Demetrius Grave was originally formed in 1994, and has gone through too many obstacles for me to list them all here. Shortly, the project has been on/off since it's formation, and has made a handful of very limited releases during the time. "The City Is So Big" is currently it's latest aural incarnation, and it's all the more relevant this day as it will get a proper CD-pressing in 2011.
The album is meant to deliver the artist's own vision of Black Metal with no compromises or mimickry, and it can surely be heard that Mr. Grave is not trying to appeal to the masses; the songs team together hissing, harsh, and lo-fi guitars and damp industrial- and techno-elements. The raw guitars range from more atmospheric expression to pure aggressive shredding, and overall they are akin to the most traditional black metal-riffs, but while still carrying such an amount of personal touch that I can't point out any specific influential bands. The vocals are raw screams and growls, and what can be heard from them is pretty traditional as well. What makes the songs more special is the clearer and more groovy (but still simplistic) bass guitar that provides the strong backing pulse for the songs with it's beating, and makes the song structures less of a mess. The industrial elements vary from plain electronic drum loops and backing ambience to more dominant techno-oriented synth madness, all the way to some samples of classical instruments such as cellos and a saxophone.
It surprised me how stylish and serious this album sounds and feels like, as I've heard more than a few of black metal-bands mixing electro- and industrial elements into their music in a way that makes the end result sound like a bad joke. One of the main things that Demetrius Grave did right is that he didn't overuse the industrial gimmicks, and that he crafted them to fit the compositions and to work in unison with the actual instruments. They add a twist of surprise to the music, keep the album interesting and give it a good dose of variation, making it last better through its lenghty playtime. One other noteworthy thing is that the industrial sounds share a good amount of the same harshness and crudeness as the black metal -elements instead of sounding like lifeless plastic, making them fit really well together with the guitars. The soundscape is surprisingly holistic and unified.

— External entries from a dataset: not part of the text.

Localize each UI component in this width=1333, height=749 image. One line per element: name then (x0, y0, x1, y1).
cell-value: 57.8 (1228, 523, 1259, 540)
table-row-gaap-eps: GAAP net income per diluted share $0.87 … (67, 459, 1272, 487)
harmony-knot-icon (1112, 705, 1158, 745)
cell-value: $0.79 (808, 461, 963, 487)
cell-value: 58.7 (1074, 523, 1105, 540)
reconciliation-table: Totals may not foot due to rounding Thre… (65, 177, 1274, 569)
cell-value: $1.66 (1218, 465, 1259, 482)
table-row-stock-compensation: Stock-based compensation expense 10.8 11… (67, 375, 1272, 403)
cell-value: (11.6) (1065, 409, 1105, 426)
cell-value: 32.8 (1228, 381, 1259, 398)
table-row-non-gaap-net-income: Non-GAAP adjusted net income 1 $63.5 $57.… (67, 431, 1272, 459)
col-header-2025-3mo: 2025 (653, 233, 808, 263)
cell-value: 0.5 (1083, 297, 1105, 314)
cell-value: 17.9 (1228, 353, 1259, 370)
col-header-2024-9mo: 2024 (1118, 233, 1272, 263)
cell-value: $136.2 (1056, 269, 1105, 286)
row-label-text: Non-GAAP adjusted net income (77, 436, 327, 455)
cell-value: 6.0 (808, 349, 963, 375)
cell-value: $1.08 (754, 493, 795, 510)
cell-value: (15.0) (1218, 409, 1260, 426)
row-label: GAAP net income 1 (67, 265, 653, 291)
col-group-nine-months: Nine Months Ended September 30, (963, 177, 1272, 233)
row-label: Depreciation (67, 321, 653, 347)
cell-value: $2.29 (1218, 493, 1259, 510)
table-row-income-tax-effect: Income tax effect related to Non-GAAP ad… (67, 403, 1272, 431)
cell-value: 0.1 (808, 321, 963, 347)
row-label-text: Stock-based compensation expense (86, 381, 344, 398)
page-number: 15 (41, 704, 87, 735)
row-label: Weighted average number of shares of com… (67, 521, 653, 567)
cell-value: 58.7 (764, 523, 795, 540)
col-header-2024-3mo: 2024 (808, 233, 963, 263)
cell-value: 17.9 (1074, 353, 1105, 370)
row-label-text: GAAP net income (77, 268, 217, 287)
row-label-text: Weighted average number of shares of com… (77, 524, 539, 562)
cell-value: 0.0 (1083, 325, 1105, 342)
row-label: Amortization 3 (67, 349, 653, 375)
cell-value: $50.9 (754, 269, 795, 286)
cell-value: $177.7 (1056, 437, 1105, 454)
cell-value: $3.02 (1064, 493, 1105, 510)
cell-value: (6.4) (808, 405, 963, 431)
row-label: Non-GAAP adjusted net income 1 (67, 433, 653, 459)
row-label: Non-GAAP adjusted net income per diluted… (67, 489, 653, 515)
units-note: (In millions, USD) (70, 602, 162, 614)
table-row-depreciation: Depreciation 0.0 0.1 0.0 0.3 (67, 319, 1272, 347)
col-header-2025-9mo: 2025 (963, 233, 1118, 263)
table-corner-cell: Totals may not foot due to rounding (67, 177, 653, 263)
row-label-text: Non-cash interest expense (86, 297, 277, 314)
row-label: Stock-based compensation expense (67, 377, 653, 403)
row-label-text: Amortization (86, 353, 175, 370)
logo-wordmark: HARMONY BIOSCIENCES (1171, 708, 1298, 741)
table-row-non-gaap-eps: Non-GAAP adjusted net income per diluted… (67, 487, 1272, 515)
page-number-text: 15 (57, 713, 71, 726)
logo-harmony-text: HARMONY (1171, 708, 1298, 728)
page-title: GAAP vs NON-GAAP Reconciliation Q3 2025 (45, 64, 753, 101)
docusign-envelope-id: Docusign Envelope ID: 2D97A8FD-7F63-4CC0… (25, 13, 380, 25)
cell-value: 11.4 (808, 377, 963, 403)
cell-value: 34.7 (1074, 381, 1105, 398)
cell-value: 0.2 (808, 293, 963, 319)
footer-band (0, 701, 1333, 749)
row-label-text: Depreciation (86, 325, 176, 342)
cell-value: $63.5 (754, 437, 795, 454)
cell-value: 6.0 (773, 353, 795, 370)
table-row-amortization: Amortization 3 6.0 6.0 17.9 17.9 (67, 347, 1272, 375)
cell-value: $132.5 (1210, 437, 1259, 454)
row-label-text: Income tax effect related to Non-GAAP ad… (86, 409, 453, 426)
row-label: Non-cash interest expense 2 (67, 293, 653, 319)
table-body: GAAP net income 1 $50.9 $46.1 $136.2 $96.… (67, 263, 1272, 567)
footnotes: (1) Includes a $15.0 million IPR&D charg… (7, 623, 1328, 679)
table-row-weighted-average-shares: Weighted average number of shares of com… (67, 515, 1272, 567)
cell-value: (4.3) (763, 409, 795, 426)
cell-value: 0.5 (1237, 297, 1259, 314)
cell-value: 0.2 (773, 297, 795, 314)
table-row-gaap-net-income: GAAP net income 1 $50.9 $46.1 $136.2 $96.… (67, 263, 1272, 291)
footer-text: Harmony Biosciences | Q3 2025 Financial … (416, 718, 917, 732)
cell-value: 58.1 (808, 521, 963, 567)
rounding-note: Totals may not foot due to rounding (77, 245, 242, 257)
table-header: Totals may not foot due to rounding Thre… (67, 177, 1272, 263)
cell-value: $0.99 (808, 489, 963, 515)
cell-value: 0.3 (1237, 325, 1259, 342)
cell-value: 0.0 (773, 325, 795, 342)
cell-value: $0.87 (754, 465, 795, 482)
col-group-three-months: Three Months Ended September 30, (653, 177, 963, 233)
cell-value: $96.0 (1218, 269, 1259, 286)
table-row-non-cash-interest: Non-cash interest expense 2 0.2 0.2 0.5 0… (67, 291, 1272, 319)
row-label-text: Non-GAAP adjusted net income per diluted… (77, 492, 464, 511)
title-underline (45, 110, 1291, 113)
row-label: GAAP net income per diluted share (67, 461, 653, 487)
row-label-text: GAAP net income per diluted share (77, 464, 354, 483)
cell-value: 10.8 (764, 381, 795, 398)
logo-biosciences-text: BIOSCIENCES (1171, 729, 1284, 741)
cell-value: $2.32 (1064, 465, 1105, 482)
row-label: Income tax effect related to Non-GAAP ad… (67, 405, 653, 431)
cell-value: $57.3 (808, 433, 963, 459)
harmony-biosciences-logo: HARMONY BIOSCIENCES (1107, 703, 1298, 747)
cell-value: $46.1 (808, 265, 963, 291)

The negatives consist, if shortly said, of the album carrying a too large amount of unfinished ideas. The songs vary a lot from each other, but don't leave much to the listener's mind aside of their overall pleasing and surprising sound. I think that the artist lenghtened the album too much and tried to fix the lenght by adding some filler elements here and there, whereas he should've made the album more concise. By giving the songs a bit stronger contrasts, balancing out the build-ups with a few more thought-out calmer spots, and by throwing out all the mediocre and most usual ideas of the bunch, the album could've been published as a killer 40-minuter.
I can only salute the artist for sticking to his chosen style and approach, and for actually aiming for his own sound instead of being a follower. I'll be waiting for the CD-version, hoping it will include the lyrics and have a less boring visual side. Meanwhile, the tape should be available for purchase.